10 de dezembro de 2005

o quadrado

era uma vez um paulista que sentiu que sua vista estava muito estranha, enquadrando formas orgânicas compulsivamente, sem conseguir mais entender a água, nem absorver a visualidade das nuvens, muito menos contactar a sutileza da liberdade humana. Compreender as disformes verdades psicológicas, sociológicas e antológicas dos seres humanos lhe parecia algo tão distante e impossível quanto arredondar um prédio. Se algo é volúvel, esse algo não há. Se algo se transforma, esse algo não. Se algo nao possui cor definida, não pode essa cor.

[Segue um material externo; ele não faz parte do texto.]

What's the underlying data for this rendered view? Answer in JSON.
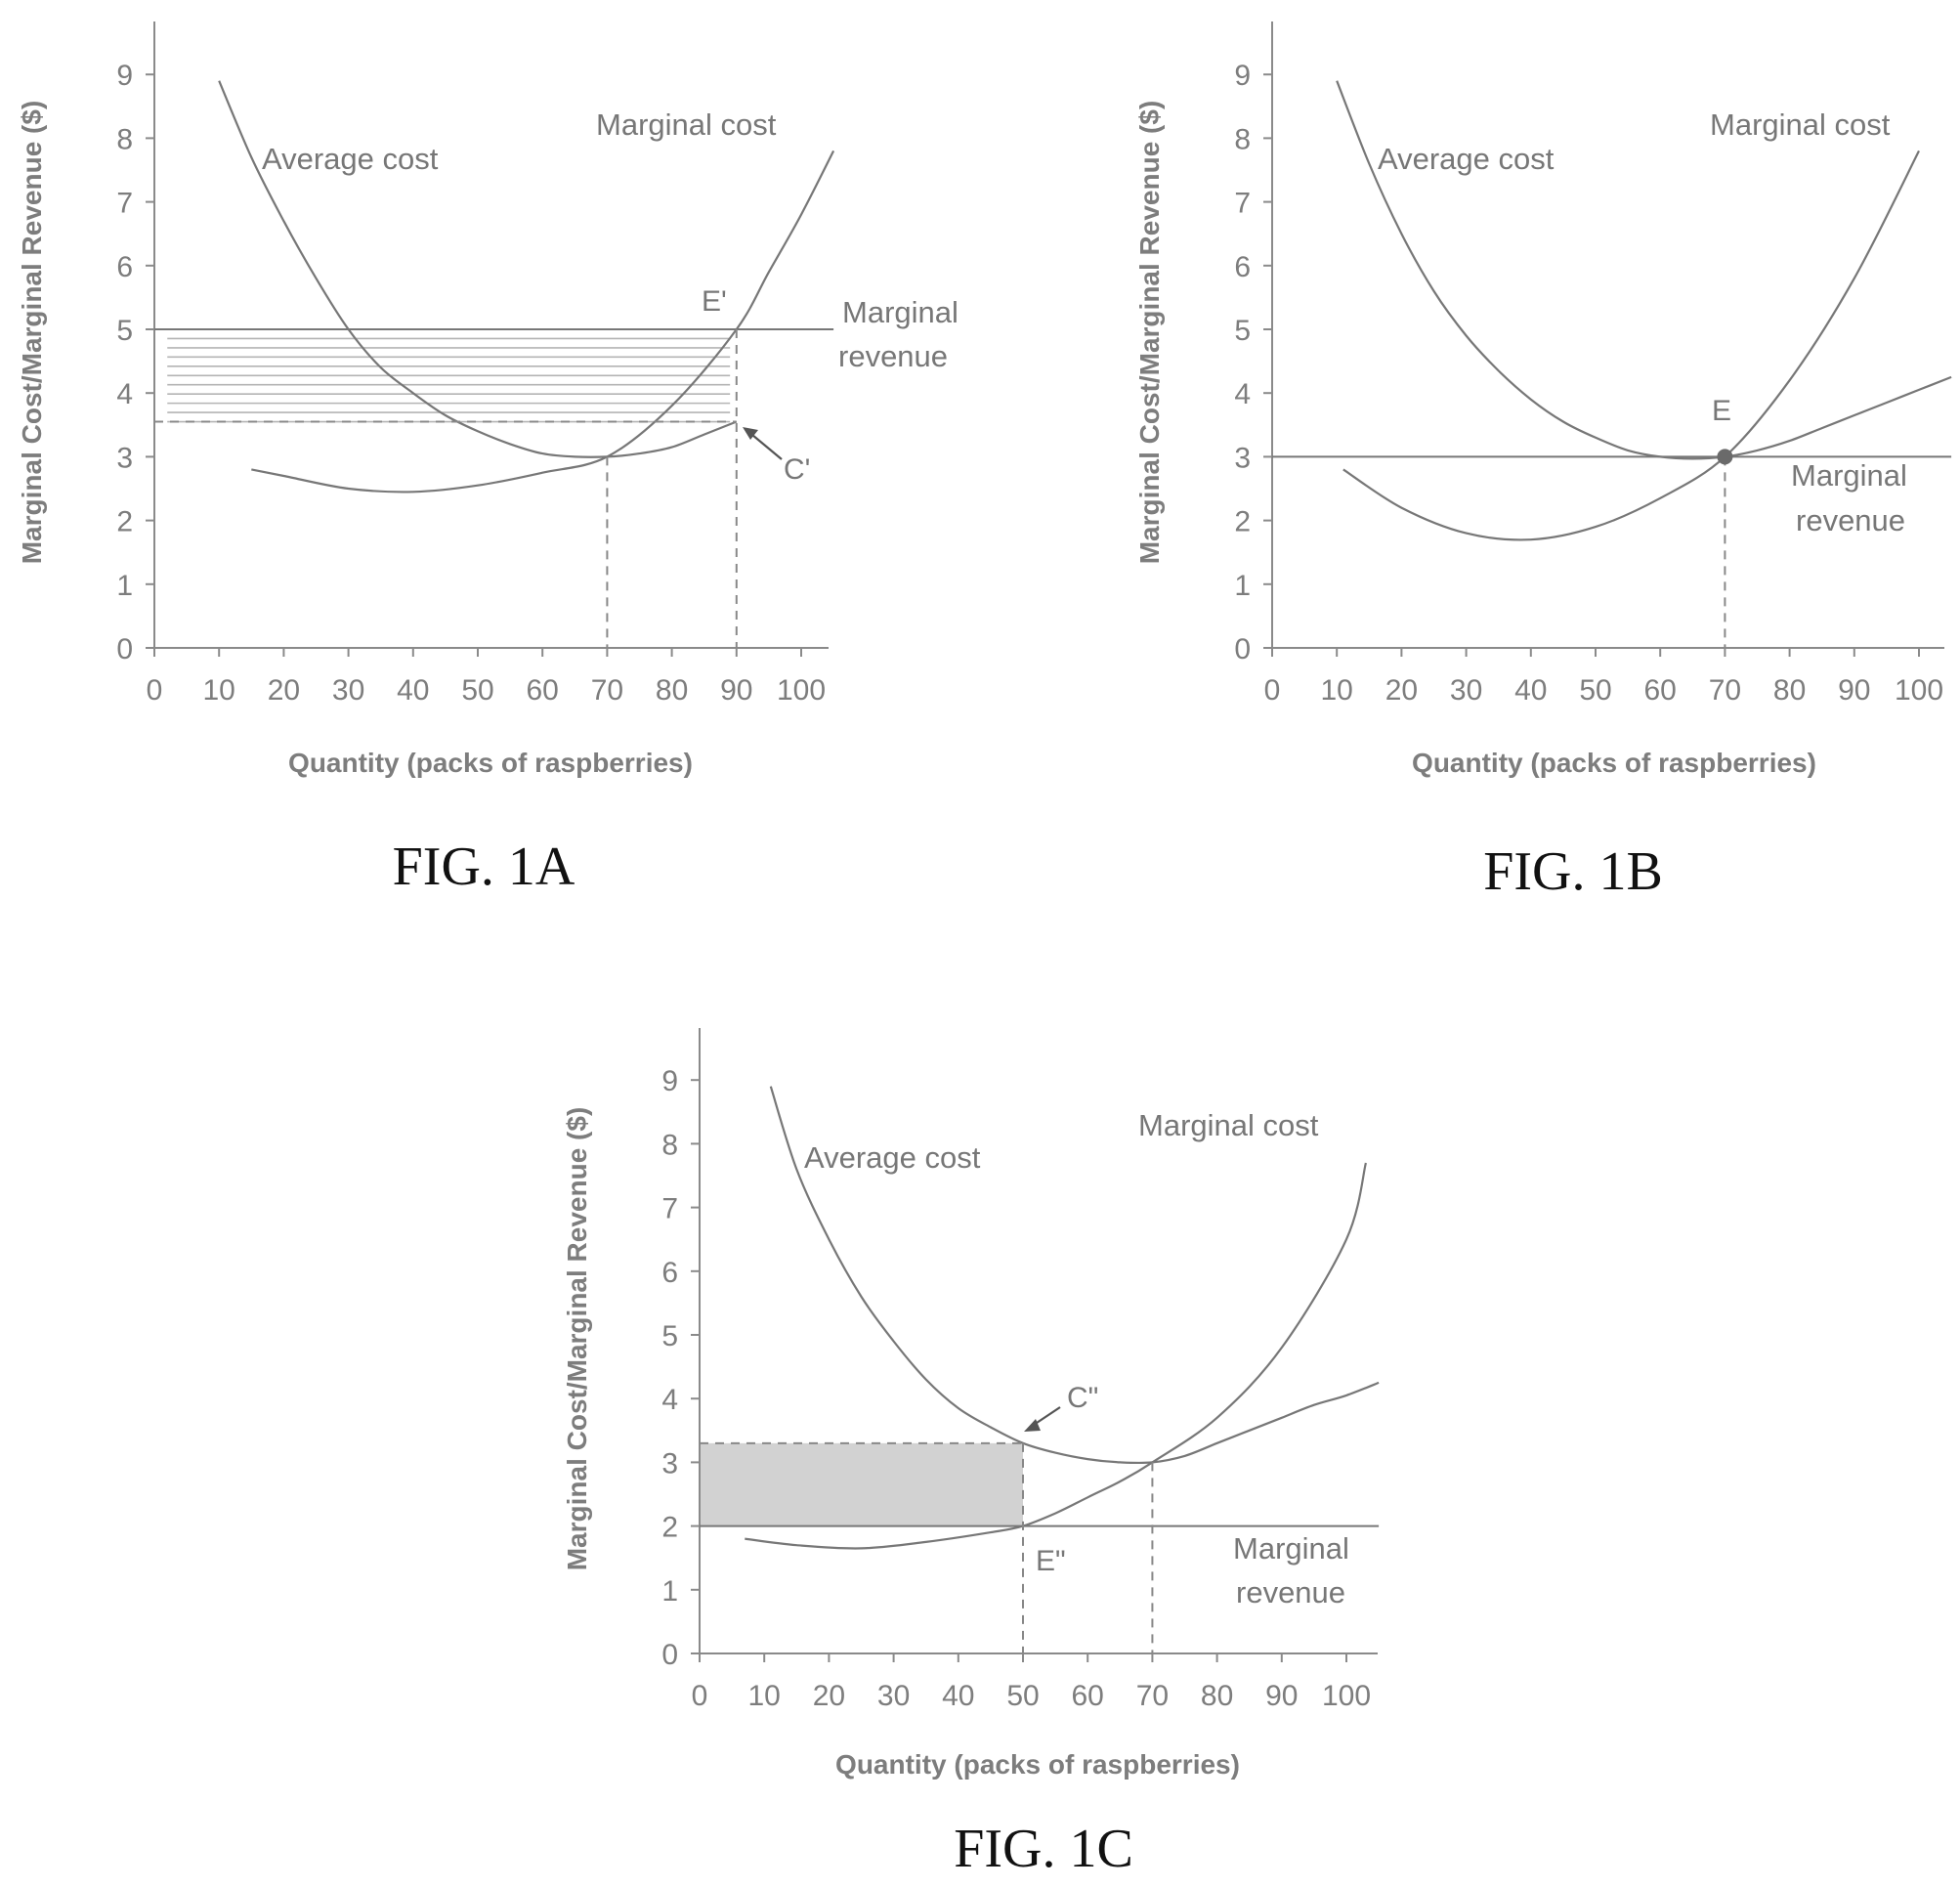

o paulista ficou na sua kitinete, observando o teto quadrado, a tela da tv, a janela retangular, o armário e suas portas, os tacos no chão, a própria imagem no espelho (que enquadrava sua organicidade em um suporte translúcido), o banheiro, apertado... sentia-se sufocado. sufocado por quadrados. cubos. retângulos. ângulos. pontuais. retos. concretos. sabia, misteriosamente, e com uma certeza nunca antes experimentada, que algo estava errado. precisava retomar. relembrar.

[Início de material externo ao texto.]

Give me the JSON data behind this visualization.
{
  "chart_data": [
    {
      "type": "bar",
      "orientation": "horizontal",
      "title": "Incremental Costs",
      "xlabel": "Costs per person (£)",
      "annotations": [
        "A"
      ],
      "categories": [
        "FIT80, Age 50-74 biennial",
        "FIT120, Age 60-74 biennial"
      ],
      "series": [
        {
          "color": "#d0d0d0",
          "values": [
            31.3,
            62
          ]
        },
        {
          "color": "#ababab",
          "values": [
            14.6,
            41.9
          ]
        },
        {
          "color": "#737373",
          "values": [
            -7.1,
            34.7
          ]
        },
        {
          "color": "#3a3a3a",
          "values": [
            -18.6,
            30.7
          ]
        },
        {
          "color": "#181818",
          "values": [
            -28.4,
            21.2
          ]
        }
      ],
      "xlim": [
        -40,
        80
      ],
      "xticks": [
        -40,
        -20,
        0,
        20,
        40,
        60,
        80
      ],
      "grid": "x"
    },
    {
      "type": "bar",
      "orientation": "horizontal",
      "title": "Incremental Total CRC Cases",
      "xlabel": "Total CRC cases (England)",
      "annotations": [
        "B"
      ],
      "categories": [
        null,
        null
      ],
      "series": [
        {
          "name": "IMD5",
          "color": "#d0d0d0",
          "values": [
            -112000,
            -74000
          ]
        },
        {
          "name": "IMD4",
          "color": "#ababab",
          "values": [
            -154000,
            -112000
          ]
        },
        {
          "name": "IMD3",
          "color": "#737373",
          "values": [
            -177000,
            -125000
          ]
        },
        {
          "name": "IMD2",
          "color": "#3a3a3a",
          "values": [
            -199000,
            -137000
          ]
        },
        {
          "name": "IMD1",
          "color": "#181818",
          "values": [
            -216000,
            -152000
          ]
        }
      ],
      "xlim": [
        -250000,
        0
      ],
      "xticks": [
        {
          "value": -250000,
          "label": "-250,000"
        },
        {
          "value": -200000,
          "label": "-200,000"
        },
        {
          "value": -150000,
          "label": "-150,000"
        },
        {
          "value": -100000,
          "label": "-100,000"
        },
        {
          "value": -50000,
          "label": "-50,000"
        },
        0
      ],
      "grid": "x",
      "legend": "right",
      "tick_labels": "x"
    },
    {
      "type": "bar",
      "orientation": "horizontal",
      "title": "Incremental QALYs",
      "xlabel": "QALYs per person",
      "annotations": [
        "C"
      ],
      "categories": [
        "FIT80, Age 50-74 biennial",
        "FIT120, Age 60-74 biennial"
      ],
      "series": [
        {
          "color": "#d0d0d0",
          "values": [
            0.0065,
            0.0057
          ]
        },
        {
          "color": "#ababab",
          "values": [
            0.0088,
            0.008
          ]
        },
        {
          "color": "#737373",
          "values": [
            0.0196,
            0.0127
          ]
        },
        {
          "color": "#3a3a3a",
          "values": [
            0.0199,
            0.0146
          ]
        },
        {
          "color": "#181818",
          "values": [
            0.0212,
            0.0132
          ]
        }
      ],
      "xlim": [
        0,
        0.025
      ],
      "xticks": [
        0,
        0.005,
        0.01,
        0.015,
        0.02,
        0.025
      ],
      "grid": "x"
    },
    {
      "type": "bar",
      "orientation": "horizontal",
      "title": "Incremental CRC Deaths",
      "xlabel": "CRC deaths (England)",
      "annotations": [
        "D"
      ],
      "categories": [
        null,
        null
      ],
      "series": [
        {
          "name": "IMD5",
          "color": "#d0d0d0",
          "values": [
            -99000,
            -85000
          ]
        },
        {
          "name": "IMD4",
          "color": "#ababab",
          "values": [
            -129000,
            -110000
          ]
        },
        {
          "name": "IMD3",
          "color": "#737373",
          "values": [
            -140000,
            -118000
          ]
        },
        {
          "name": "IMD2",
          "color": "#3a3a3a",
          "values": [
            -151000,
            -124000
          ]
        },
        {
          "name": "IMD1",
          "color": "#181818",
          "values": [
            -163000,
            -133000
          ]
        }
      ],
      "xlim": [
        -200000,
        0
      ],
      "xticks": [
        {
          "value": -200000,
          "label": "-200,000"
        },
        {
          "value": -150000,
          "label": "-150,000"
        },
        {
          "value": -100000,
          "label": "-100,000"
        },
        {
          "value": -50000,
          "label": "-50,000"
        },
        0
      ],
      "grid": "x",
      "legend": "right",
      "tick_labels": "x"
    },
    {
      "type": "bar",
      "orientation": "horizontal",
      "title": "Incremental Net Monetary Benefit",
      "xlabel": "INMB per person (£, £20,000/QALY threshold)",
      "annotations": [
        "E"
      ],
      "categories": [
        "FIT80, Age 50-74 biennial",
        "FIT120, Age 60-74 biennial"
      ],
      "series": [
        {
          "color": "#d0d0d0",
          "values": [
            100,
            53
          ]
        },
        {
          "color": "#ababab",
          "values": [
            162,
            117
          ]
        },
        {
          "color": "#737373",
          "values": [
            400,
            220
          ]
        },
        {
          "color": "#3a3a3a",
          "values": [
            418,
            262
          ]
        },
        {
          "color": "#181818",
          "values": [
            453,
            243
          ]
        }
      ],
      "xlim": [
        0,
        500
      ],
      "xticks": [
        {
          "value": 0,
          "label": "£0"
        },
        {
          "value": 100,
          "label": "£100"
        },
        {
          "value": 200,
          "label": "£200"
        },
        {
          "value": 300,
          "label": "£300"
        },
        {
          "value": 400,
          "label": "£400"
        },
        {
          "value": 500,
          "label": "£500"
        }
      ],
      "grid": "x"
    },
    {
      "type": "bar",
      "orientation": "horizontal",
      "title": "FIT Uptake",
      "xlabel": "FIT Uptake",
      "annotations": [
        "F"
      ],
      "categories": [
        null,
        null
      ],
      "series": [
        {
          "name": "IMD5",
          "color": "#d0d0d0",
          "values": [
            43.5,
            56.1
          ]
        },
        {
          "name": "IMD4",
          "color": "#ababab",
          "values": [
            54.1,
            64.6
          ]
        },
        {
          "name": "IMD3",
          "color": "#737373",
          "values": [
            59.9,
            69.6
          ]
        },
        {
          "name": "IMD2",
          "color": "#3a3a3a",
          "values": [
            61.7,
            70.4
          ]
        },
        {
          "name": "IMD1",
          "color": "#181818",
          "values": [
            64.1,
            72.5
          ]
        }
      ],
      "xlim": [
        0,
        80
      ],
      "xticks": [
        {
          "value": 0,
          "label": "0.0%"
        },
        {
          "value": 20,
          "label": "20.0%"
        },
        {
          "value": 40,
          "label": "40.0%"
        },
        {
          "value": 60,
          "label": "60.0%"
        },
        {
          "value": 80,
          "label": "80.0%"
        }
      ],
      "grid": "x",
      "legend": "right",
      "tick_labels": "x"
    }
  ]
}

estava preso num quadrado.

chorou intensamente, sem fazer barulho. sentir não é muito linear. aquilo não podia ser. um homem, nos tempos atuais, onde esclarecimento já é coisa obsoleta... a gota de sal intimidou o paulista. secava as lágrimas com a mesma angústia com que as produzia. percebia que suas hemorróidas lhe doíam. chorava mais. com tanta tecnologia, binômios, e trilogias, hemorróidas.
depois, chorou mais, de vergonha, pois, afinal, por que assumir.

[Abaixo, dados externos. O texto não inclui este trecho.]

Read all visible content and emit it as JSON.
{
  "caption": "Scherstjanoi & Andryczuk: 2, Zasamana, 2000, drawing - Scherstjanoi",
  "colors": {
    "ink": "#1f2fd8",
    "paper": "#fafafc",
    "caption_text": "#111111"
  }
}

observava suas roupas perfeitamente enquadradas em seu armário. sentia aflição em imaginar que alguma delas poderia estar se amassando. frio na espinha. lembrou-se do seu ambiente de trabalho. andar alto, em um prédio bonito, na concepção paulista. divisórias sintéticas, parciais, para que, assim, o chefe mantenha todos os quadrados sobre controle. as gravatas, perfeitas. impecáveis. tudo na kitinete estava em seu exato lugar.

cidade-hemorróidas.

da janela, via prédios. prédios. prédios. a perder de vista. para esquerda e para direita, para frente e para trás. linhas. linhas. no mais longínquo plano, via o cinza dos prédios fundir-se ao cinza do céu. imaginou-se em uma grande caixa cinza, que a noite se transformava em preta. camada de ozônio. ausência de corpos. excesso de regras. quadrado viver.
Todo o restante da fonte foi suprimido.